The pirates have found out that our souls are attached to our land…

Being a natural resource specialist, many people have been asking me about the seemingly illogical bill to regulate (in Kenya, that basically means “strangle”) beekeeping. We must read more widely, because if you don’t very little will make sense in Kenya and so much evil will escape our notice. Remember the farm bill, a couple of years ago, when we were told that the application of farmyard manure was to be proscribed? Don’t you recall the “Dairy bill”, which proposed to ban rural dairy farmers (like my neighbor) selling milk to their neighbours (like me)? As is typical with fishy things in Kenya, all these bills are couched in copious amounts legal fluff and nonsense which baffles whoever chooses to try and understand them in isolation.

Now to the natural resource/ conservation sector, the extra fishy field of my specialization. For decades now, conservation policy and practice in Kenya has been driven by avaricious western interests whose target is our land. Our beautiful wildlife is just the (very effective) tool they have chosen to implement this scheme. Earlier this year, Kenyan conservationists demonstrated their ‘whiteness’ by shouting and breaking wind (due to pressure the diaphragm on the abdomen) over a 180 acre avocado farm on the boundary of Amboseli National park. NEMA obliged and for the first time since I started observing these things, I saw an agricultural project halted for “environmental concerns”. I instantly knew that the owners were ‘black’. In this context I mean local Kenya citizens without any ‘foreign investor’ backing the project. Lets talk agriculture and natural ecosystems: In 2010 Mumias sugar company wanted to farm sugarcane in 40,000 hectares of the Tana Delta (prime wildlife habitat and pasture). NEMA didn’t stop it, and it only stalled because the communities threatened the “investors” with violence (see https://www.standardmedia.co.ke/general/article/2000006314/farming-stalls-as-residents-threaten-investors.) I can name the PhD scientists who signed a pathetic environmental impact assessment document stating that there was no significant impact on biodiversity despite the well-known number of endemic aquatic and terrestrial species there. This is over 400 times the size of the avocado farm, and the carbon/ water footprint is huge. Another one is the 10,000 acre Galana Kulalu white elephant which collapsed, but under the weight of corruption, not any protests by conservationists (see https://www.the-star.co.ke/news/2019-07-09-designed-to-fail-why-galana-kulalu-project-collapsed/). This is over 50 times the size of the KiliAvo farm in Amboseli. These all threatened wildlife habitats, but the only difference in that KiliAvo made the mistake of threatening a “white space” (read: a recreational area enjoyed by foreign tourists and investors). The actual threat to habitat was just a (poor) excuse for apartheid, and the authorities fell for it. All the noise the scientists are making is covered as the “Prostitution of Science” in chapter 6 ‘The Big Conservation Lie’.

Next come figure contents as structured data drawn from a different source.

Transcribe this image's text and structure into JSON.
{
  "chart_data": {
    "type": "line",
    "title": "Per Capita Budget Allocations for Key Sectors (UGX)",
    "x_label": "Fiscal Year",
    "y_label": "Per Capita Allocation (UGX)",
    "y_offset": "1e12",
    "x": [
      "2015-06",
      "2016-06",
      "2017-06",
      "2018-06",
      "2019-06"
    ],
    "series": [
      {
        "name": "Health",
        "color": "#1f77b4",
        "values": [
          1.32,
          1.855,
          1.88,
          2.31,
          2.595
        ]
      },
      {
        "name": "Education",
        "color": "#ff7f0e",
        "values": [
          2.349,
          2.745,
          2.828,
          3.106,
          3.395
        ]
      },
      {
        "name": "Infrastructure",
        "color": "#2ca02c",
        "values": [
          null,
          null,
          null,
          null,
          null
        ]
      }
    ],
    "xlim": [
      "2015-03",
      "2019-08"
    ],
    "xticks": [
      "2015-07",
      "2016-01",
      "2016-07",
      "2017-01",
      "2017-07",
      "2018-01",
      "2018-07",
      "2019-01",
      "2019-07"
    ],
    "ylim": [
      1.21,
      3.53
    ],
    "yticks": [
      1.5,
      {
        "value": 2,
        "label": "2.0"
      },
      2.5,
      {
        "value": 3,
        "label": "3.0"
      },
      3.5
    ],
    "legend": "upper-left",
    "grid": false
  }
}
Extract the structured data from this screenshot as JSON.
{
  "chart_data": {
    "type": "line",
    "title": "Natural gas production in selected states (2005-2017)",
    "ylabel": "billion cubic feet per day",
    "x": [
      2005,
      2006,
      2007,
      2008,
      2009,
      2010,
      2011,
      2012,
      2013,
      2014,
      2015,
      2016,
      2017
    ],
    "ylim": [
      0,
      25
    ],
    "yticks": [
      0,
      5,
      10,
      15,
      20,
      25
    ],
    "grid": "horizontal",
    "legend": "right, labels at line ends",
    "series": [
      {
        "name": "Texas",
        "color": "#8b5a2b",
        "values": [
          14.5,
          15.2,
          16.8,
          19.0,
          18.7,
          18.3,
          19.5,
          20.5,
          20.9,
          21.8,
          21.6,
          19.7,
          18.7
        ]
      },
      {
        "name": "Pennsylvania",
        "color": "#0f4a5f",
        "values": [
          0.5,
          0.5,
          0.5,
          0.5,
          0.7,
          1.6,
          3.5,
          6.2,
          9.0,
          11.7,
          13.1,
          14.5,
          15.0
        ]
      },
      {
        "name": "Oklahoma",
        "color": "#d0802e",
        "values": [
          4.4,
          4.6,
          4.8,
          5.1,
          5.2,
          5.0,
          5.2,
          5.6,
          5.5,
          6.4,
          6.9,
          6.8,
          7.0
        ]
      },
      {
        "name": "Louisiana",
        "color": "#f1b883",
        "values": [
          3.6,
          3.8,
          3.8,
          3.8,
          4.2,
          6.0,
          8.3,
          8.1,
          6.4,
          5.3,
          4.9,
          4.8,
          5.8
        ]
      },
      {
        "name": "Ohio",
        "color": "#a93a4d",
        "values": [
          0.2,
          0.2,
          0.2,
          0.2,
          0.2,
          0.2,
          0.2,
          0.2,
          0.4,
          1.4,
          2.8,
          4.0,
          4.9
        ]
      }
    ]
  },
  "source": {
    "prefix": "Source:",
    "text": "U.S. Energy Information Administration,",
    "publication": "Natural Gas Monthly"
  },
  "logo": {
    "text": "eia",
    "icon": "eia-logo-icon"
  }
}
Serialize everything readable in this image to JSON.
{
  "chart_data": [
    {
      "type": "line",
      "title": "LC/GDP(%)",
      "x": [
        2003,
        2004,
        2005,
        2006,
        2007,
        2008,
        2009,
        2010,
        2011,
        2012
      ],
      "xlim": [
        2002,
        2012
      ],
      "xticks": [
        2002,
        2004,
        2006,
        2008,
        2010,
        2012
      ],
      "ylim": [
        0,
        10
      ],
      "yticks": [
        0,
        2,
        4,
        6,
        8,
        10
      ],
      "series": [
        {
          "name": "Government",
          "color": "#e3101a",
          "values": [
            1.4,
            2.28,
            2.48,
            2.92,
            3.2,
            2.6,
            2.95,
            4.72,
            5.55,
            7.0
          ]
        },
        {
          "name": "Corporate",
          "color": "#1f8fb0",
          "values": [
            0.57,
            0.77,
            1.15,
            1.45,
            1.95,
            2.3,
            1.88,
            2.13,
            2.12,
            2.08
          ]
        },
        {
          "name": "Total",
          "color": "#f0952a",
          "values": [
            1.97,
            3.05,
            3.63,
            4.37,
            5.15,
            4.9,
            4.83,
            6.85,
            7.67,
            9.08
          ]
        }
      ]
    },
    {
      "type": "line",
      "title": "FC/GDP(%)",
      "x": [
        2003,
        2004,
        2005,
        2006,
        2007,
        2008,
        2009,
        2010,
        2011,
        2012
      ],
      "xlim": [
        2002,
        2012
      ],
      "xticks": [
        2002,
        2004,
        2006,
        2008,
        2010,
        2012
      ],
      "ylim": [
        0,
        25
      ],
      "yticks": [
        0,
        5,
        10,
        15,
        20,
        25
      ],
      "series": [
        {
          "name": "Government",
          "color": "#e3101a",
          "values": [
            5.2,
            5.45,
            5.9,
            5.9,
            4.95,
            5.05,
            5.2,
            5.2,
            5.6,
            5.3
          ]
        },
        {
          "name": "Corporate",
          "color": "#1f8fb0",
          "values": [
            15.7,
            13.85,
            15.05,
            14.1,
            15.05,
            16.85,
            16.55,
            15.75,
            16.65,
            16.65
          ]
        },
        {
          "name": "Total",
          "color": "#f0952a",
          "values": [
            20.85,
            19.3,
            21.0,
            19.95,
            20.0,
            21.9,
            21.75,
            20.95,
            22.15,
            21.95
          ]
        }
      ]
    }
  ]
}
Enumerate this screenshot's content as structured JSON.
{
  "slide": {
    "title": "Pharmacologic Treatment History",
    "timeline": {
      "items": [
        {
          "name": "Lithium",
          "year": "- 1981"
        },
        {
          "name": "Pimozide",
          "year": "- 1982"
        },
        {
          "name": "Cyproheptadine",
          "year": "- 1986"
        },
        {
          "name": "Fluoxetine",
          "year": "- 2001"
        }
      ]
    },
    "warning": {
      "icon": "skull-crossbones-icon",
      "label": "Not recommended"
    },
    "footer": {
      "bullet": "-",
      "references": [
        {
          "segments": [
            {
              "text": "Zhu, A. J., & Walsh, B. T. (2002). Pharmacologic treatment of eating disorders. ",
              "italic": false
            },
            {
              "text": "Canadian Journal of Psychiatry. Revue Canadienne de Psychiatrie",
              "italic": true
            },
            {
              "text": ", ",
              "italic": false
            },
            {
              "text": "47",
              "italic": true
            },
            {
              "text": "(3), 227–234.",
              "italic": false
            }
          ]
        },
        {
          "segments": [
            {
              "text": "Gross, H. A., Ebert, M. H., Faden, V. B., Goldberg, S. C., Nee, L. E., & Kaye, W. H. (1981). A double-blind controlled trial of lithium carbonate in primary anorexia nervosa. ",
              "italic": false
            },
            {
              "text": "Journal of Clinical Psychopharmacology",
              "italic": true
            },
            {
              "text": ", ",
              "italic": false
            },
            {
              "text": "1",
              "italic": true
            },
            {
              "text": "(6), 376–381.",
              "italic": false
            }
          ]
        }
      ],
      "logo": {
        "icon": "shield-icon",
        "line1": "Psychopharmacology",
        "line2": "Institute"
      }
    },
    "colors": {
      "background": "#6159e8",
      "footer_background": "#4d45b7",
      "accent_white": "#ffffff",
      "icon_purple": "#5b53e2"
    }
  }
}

Now back to honey. Beekeeping is one of the key black (read: indigenous) use of (otherwise ‘protected’) forests and riparian areas.  It is listed against the reasons to fence forests, it is one of the reasons that the Ogiek people need to stay in their forested ancestral homes. Pastoralism is being strangled (with the assistance of conservation organizations) because it is the key link in the fabric that binds Maasai, Samburu, Rendille, people etc to their homelands, denying a free pass to white activities like sport hunting, world championship rallies, and “Karen Blixen model” tourism. In a very rich irony, conservationists are shocked at the honey bill, because it interferes with one of the ‘alternative livelihoods’ they have been using to kill pastoralist livestock production. Conservationists should suck their lemons in peace and stop whining. They should actually be flattered that the government of Kenya recognized the efficacy of their destruction of indigenous livelihoods as a subjugation method. Now you can understand the dairy bill. When you know just how much money pastoralists make from sale of manure to farmers, youwill also understand the farm bill. Social evils in Kenya are deeply interconnected.

Let us treat conservationists with the same degree of caution that our ancestors should have applied to missionaries. We must question their methods, words, and objectives. We must also read widely and in depth. These people are just as bad for our social fabric as missionaries were 150 years ago, but at least today have the benefit of knowledge. Aluta Continua.